Gotti rent-seeking eats dust

Gotti has missed the boat:

If by chance Scott Morrison can unite his party then suddenly he has three “bread, butter and cake” issues outside of the morass of the energy/gender issues to fight an election.

I can’t see him winning, but the ALP’s outright rejection of the Liberals’ much-needed small business taxation appeal system gives him a chance that seemed impossible a week or two ago.

Add that to the retirement and pensioner’s tax and negative gearing and many millions of ordinary people are to be hit hard at a time of budget surplus.

Silly old fart. Or maybe cunning old fart, still massaging his dying readers.

The nation has long moved on. Negative gearing reform is now popular. Indeed it has played a key role in the success of Labor under Bill Shorten. Franking credits are more divisive but only because most folks don’t know what they do.
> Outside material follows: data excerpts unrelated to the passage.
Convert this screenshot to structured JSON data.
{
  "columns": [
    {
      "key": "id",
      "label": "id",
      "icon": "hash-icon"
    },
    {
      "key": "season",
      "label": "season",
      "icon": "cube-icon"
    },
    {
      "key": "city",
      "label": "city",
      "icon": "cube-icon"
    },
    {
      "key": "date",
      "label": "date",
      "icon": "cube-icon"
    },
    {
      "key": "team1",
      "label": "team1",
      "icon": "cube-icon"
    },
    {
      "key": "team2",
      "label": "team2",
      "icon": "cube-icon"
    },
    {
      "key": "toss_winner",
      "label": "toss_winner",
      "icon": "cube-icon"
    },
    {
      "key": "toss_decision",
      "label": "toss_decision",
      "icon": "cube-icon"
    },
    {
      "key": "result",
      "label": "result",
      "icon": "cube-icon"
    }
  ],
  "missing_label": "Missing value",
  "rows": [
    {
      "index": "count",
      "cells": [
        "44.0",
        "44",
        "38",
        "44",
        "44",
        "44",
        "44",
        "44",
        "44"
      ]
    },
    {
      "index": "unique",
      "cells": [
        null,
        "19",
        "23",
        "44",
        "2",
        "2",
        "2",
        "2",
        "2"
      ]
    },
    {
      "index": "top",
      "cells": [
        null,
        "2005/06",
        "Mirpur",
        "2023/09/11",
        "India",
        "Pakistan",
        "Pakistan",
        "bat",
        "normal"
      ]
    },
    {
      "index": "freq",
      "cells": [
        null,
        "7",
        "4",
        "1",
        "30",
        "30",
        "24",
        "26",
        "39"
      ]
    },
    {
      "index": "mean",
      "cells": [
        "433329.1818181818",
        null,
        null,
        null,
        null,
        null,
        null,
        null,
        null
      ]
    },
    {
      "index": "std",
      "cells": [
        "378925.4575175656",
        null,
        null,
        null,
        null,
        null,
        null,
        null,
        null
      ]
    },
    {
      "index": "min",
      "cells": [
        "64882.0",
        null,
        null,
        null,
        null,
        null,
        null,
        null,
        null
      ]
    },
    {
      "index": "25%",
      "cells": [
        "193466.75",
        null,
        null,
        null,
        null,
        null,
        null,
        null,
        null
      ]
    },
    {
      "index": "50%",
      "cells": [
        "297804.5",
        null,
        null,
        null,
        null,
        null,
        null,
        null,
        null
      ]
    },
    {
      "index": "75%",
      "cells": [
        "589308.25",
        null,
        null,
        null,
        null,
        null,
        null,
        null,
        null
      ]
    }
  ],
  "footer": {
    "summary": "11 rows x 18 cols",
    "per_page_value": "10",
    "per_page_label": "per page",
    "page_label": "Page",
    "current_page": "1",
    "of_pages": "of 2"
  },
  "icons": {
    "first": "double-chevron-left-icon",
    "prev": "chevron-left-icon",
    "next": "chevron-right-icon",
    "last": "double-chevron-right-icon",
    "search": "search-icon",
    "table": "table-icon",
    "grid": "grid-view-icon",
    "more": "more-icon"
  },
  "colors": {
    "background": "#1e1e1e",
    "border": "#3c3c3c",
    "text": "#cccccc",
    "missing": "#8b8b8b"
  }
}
If they did they would also support the reforms.

Business taxation is irrelevant to most and anything that makes it easier to shirk is badly on the nose.

The endless income recession has ensured that fairness is the number one hot button issue in the country now and Labor owns it thanks to the above reform agenda.


  1. Macron has just abandoned plans to raise fuel taxes after several weeks of riots.

    Fuel taxes make the plebs very angry – we saw that with Gillard’s carbon tax.

    Put in a mansion tax instead:

    Evanston passes ‘mansion tax’

    The measure passed yesterday with the support of just over 52 percent of voters.

    states like New York where the so-called mansion tax on homes of $1 million or more generated more than $400 million last year. Voters in Evanston, Ill. elected to impose a similar tax this past November, and Hawaii and New Jersey each charge higher taxes on pricier home sales.

    • In NSW, it is called stamp duty. It is very expensive and levied at a rate of 7% above $3 million. It raises lots of money.

  2. Hill Billy 55MEMBER

    I liked the medieval idea of a window tax. Probably in the modern context it should be refined and made into an air conditioner tax.

    • We already have that. It’s called electricity prices.

      The window tax led to rickets.
      The chimney tax led to asphyxiations (presumably CO poisoning)

      However, it’s not all bad.

      The horsepower tax led to wildly divergent engine designs by regions.

      Which is why a carbon tax works.

  3. There’s some good in the other policies, but the franking credits proposal is a poorly considered mess that will leave the wealthy largely untouched, while impacting those much less so. Then again, perhaps I just hold onto outdated notions that policy should be robust and actually achieve its intended aim.

    • Slambo, the policy was sound until the world “greatest” treasurer (failure) changed a straight forward ruling.

      We are only getting back to the starting point.

      Anyone who has anywhere near a balanced investment portfolio tailored for risk has no problem with this move. Investors who chased franking credits only deserve their problem.

      • Well I suppose people can argue until they’re blue in the face as to whether the original policy was complete, equitable and logical or not. I choose to look at the outcomes, which under Labor’s proposal leave high income earners to reap the full benefits of the franking credits, while seeing that low income dividend recipients (not just elderly ones) pay a regressive flat 30 percent rate of tax on their dividends.
        Utter insanity and pointless complexity when all that is really needed is an adjustment to the zero percent tax rate of the relevant target group.
        But then that would have an equal impact across the board, including on Labor’s Industry super fund donors who walk away quite unscathed under the Labor plan. No altruism or improved fairness there.

      • Additionally, any justification based on portfolio composition is nonsense – that is entirely the business of the individual investor, be the decision sound or arguably not. Either way, nothing to do with sound policy formulation.

  4. Franking credits are more divisive but only because most folks don’t know what they do.

    Indeed. Shorten and Bowen wouldn’t have a hope if most folks understood franking credits (company tax imputed to shareholders).